'Gore Habba:' Festival celebrated with cow dung playfights

02:15 PM Nov 16, 2020 | Team Udayavani |
Chamrajanagar: The festival of lights Deepavali is celebrated in many different forms along with the traditional lighting of lamps and bursting of firecrackers. One such special form of celebration is the 'Gore Habba' celebrated across the State border here at Gumatapura village in Tamil Nadu. This unique festival celebration includes throwing cow dung on each other and is being practised in the mostly Kannada-speakers village for generations. This celebration is held on the next day of the Deepavali Balipadyami. Men of the village stand on a mound of the cow dung, throwing the dung on each other. This year the Gore Habba will be held on Tuesday, November 17. The festival celebrations begin in the afternoon. After performing pooja at the village's Karapappa Temple, two villagers dressed as 'Kondakkar' are brought on donkeys in a procession to the dung-heaped area. Kondakkar, wearing an artificial beard and moustache, makes odd signs, gestures and postures.

Before this, cow dung from each house is brought and heaped near the Bireshwara temple in the village. After performing pooja of the cow dung mound, men wearing only shorts, start playing in and throwing the cow dung.

The playful festival celebration reaches its climax by evening after which the men come to the banks of the village lake, shout profanities at each other and after washing up bring the Gore Habba to an end.

The Gore Habba is unique in that there's no other village in India that has a festival celebration similar to it.

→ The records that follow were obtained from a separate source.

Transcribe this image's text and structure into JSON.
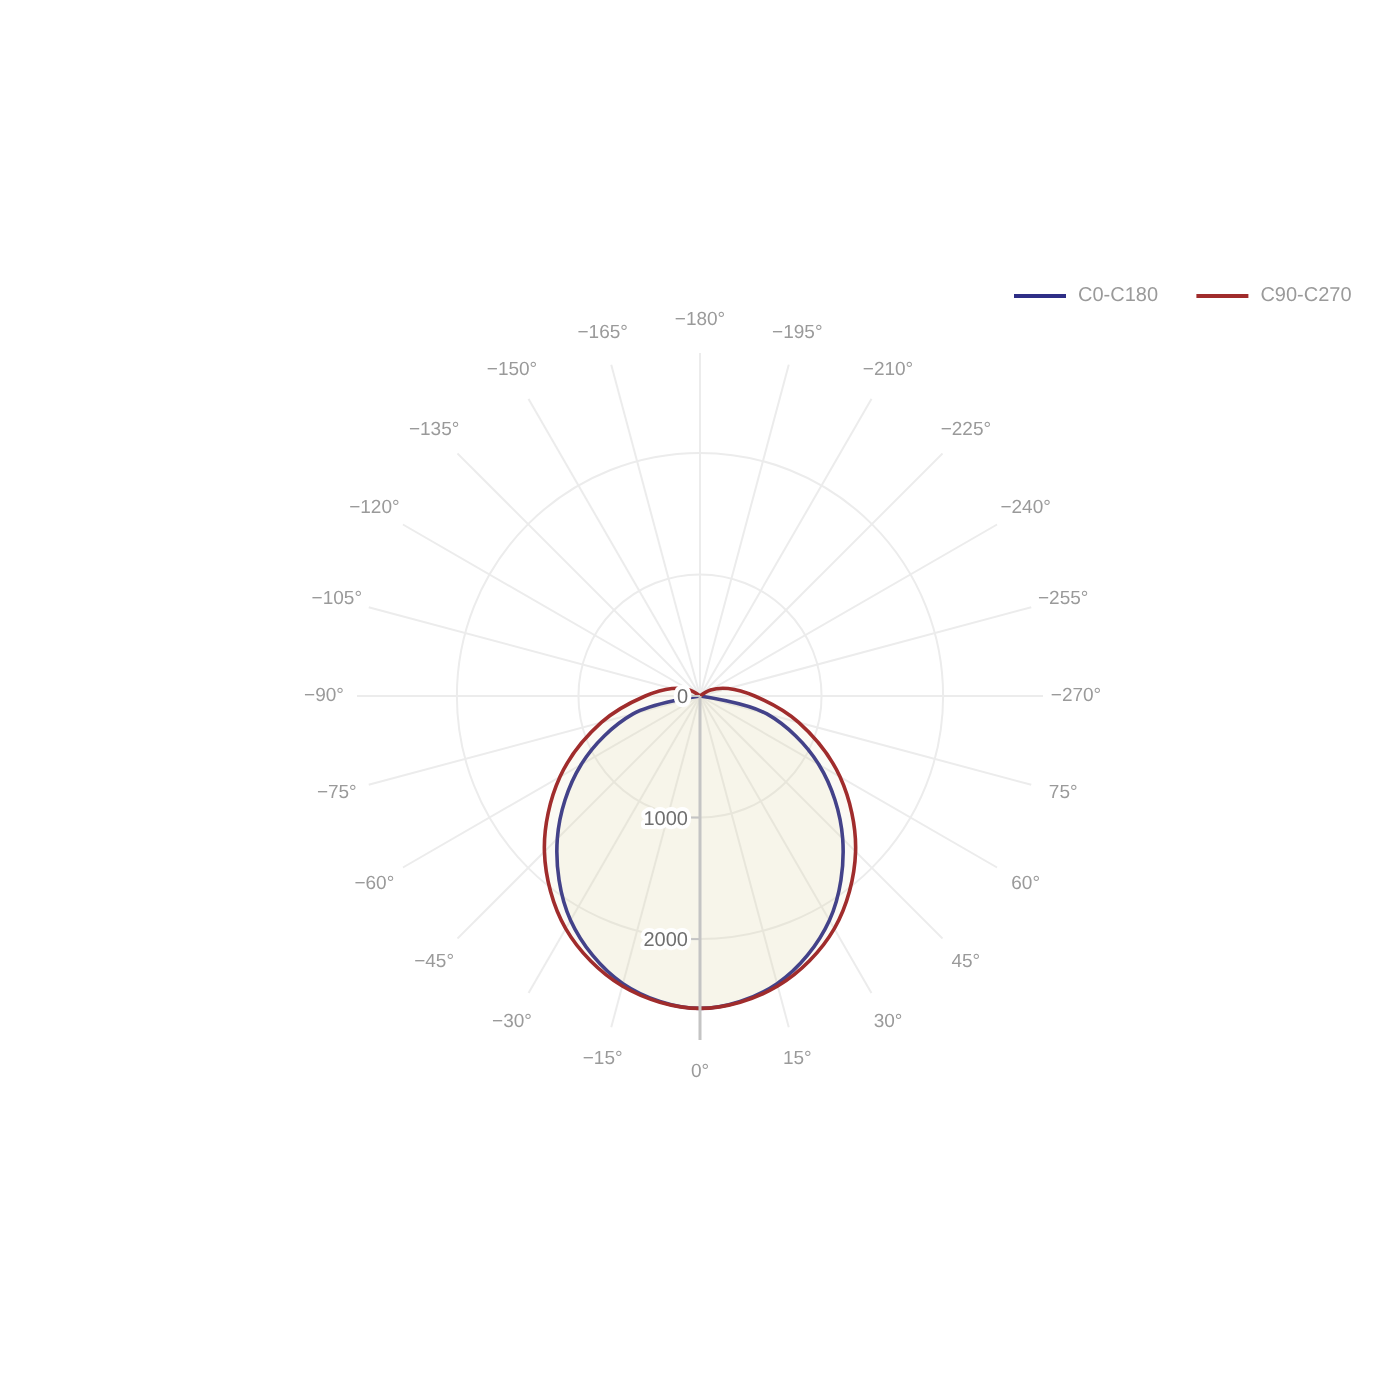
{
  "chart_data": {
    "type": "radar",
    "categories": [
      "−180°",
      "−195°",
      "−210°",
      "−225°",
      "−240°",
      "−255°",
      "−270°",
      "75°",
      "60°",
      "45°",
      "30°",
      "15°",
      "0°",
      "−15°",
      "−30°",
      "−45°",
      "−60°",
      "−75°",
      "−90°",
      "−105°",
      "−120°",
      "−135°",
      "−150°",
      "−165°"
    ],
    "series": [
      {
        "name": "C0-C180",
        "color": "#2e2e86",
        "values": [
          0,
          0,
          0,
          0,
          0,
          0,
          0,
          570,
          1130,
          1660,
          2130,
          2450,
          2570,
          2450,
          2130,
          1660,
          1130,
          570,
          0,
          0,
          0,
          0,
          0,
          0
        ]
      },
      {
        "name": "C90-C270",
        "color": "#a02c2c",
        "values": [
          0,
          0,
          0,
          0,
          100,
          240,
          450,
          840,
          1330,
          1810,
          2210,
          2470,
          2570,
          2470,
          2210,
          1810,
          1330,
          840,
          450,
          240,
          100,
          0,
          0,
          0
        ]
      }
    ],
    "ylim": [
      0,
      2830
    ],
    "yticks": [
      0,
      1000,
      2000
    ],
    "grid": true,
    "legend": "top right"
  }
}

This festival celebration at Gumatapura has a legendary background. In the village, hundreds of years ago, a man working in the house of a local Gowda family died. After his death, his sling bag is thrown into a heap of cow dung. Afterwards, the wheel of the family's bullock cart breaks loose while travelling. It is noticed that the wheel had come over the sling bag of the worker and blood is oozing out of a phallic-shaped stone near it. That same night the head of the Gowda family sees a dream where a divine voice informs him that he must build a hut as repentance and must perform the cow dung celebration on the next day after Deepavali. The cow dung playfight festival is said to have started from the following year.